Proxima Ventures, a specialist seed-to-growth healthcare Venture Capital firm based in Shanghai, led the financing. Haolin Sung, EMBA, a serial biotech entrepreneur and Partner of Proxima Ventures, joins DotBio as a member of the Board. Gaorong Capital is focused on early and growth-stage investments, with a specialty in new consumption, new technology and healthcare. Dr Beilin Le, PhD, an Executive Director of Gaorong Capital’s Healthcare Division, will join DotBio as a Board Observer. Dr Sujuan Ba, PhD, Co-Founder and CEO of AIM-HI Accelerator Fund, a US-based global not-for-profit organization dedicated to promoting breakthrough technologies and therapies in the cancer space, will join DotBio as a Strategic Advisor.

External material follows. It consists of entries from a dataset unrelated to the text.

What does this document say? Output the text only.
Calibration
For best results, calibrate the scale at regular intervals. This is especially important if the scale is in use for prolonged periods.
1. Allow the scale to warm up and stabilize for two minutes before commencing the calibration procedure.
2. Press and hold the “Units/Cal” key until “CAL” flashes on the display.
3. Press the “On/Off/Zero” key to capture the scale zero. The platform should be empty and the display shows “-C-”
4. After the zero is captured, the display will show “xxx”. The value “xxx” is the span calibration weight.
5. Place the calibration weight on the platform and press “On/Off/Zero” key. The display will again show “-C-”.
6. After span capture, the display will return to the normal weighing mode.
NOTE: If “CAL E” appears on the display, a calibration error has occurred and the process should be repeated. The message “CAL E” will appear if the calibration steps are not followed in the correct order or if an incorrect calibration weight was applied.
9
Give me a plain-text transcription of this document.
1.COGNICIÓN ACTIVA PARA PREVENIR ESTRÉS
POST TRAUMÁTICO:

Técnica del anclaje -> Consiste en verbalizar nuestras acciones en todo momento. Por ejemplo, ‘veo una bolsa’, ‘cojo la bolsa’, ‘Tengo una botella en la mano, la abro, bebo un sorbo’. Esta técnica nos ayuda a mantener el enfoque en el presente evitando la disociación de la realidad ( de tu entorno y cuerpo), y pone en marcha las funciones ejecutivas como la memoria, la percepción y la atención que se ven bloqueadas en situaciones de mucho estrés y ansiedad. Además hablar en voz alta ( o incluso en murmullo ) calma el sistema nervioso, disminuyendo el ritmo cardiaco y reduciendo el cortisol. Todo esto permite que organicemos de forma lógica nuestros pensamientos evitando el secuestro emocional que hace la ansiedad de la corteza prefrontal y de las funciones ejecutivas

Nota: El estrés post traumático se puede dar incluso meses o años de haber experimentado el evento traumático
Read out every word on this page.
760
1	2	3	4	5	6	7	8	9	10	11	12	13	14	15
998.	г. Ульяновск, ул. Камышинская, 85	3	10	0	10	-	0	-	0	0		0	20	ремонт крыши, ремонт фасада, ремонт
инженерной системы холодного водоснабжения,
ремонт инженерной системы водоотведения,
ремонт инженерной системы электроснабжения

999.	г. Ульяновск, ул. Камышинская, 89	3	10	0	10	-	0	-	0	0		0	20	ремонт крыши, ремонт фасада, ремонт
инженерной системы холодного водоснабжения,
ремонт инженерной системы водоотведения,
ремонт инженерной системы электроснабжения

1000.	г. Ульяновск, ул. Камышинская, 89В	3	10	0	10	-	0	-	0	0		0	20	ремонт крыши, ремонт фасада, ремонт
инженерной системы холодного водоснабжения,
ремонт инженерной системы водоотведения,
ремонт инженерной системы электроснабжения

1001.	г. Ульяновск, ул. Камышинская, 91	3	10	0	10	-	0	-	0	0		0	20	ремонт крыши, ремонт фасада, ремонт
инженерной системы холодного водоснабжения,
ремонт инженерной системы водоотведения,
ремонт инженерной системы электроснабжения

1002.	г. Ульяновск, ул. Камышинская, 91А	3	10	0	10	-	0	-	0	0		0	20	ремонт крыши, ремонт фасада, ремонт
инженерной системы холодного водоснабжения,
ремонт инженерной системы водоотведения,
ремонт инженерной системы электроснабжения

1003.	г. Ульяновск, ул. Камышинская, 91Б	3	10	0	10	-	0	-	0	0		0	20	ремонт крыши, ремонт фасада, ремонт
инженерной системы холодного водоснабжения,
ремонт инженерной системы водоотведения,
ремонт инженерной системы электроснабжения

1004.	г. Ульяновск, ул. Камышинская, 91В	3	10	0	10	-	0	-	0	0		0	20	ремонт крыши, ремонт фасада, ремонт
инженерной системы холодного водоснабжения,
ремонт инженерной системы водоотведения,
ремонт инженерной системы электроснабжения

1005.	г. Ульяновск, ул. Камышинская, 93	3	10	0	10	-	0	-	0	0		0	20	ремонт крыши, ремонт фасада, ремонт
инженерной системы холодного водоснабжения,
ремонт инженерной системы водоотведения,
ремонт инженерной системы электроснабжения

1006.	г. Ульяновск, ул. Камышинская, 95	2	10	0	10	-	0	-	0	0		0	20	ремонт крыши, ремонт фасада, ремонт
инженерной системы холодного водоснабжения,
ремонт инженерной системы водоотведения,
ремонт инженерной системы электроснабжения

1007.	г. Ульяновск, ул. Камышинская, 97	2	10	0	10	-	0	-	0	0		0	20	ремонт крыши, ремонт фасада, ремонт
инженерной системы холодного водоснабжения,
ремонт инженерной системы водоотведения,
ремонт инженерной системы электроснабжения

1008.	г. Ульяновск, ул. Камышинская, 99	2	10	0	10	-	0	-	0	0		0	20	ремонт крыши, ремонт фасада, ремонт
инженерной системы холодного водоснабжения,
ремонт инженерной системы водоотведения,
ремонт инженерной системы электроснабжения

Ignacio Asial, Chief Executive Officer at DotBio, commented: "We are pleased to be supported by leading life science investors to close our pre-Series A financing round, allowing us to accelerate the development of our internal pipeline of multi-functional antibodies with the potential to treat a wide range of cancers and improve patient lives. We are making significant progress in developing intracellular antibody therapies, work that was highlighted in our Nature Communications publication in 2022. This round will allow us to accelerate these efforts, with the aim of revolutionizing how we target intracellular oncogenes. With partnered programs expected to enter the clinic in the near future, our humanized domain antibody continues to be de-risked, allowing us to develop more ambitious therapeutic modalities. I’m very pleased to welcome Mr. Haolin Sung to our Board of Directors, whose global experience in biotech venture creation, management, and funding will be of great value as we enter this next phase of growth."

Haolin Sung, Partner at Proxima Ventures, replied: "I’m pleased to work with the DotBio team at a time when new, multi-targeted therapeutic modalities are gaining global momentum and pushing the boundaries of what is possible in therapeutic discovery. DotBio’s approach to identifying and derisking multi-specific antibodies by comparing thousands of prototype molecules in a data-driven approach is at the cutting edge of science. I’m excited about the Company’s modular technology platform and believe it will open up unprecedented possibilities for patients around the world through the facilitation of rapid prototyping of potential new therapies that target both extracellular and intracellular disease drivers. I look forward to supporting the company on its mission to deliver more effective oncology therapies that can reach patients faster."

Beilin Le, Executive Director at Gaorong Capital, added: "The DotBio team has demonstrated that their humanized domain antibody technology platform is unique, differentiated, and has the potential to revolutionize the multi-functional antibody space. Their partnerships with CStone Pharmaceuticals, Junshi Biosciences, and Uni-Bio Science Group highlight the company’s value and expertise. Remarkably, DotBio’s out-licensing of a DotBody module to Junshi Biosciences in 2022 resulted in the rapid development of JS207, a bi-specific antibody for oncology indications, which has already progressed to Investigational New Drug (IND) filing in 2023. As JS207 moves through clinical trials, it will further validate the effectiveness of DotBody technology. I can’t wait to see the company scale and advance its internal pipeline".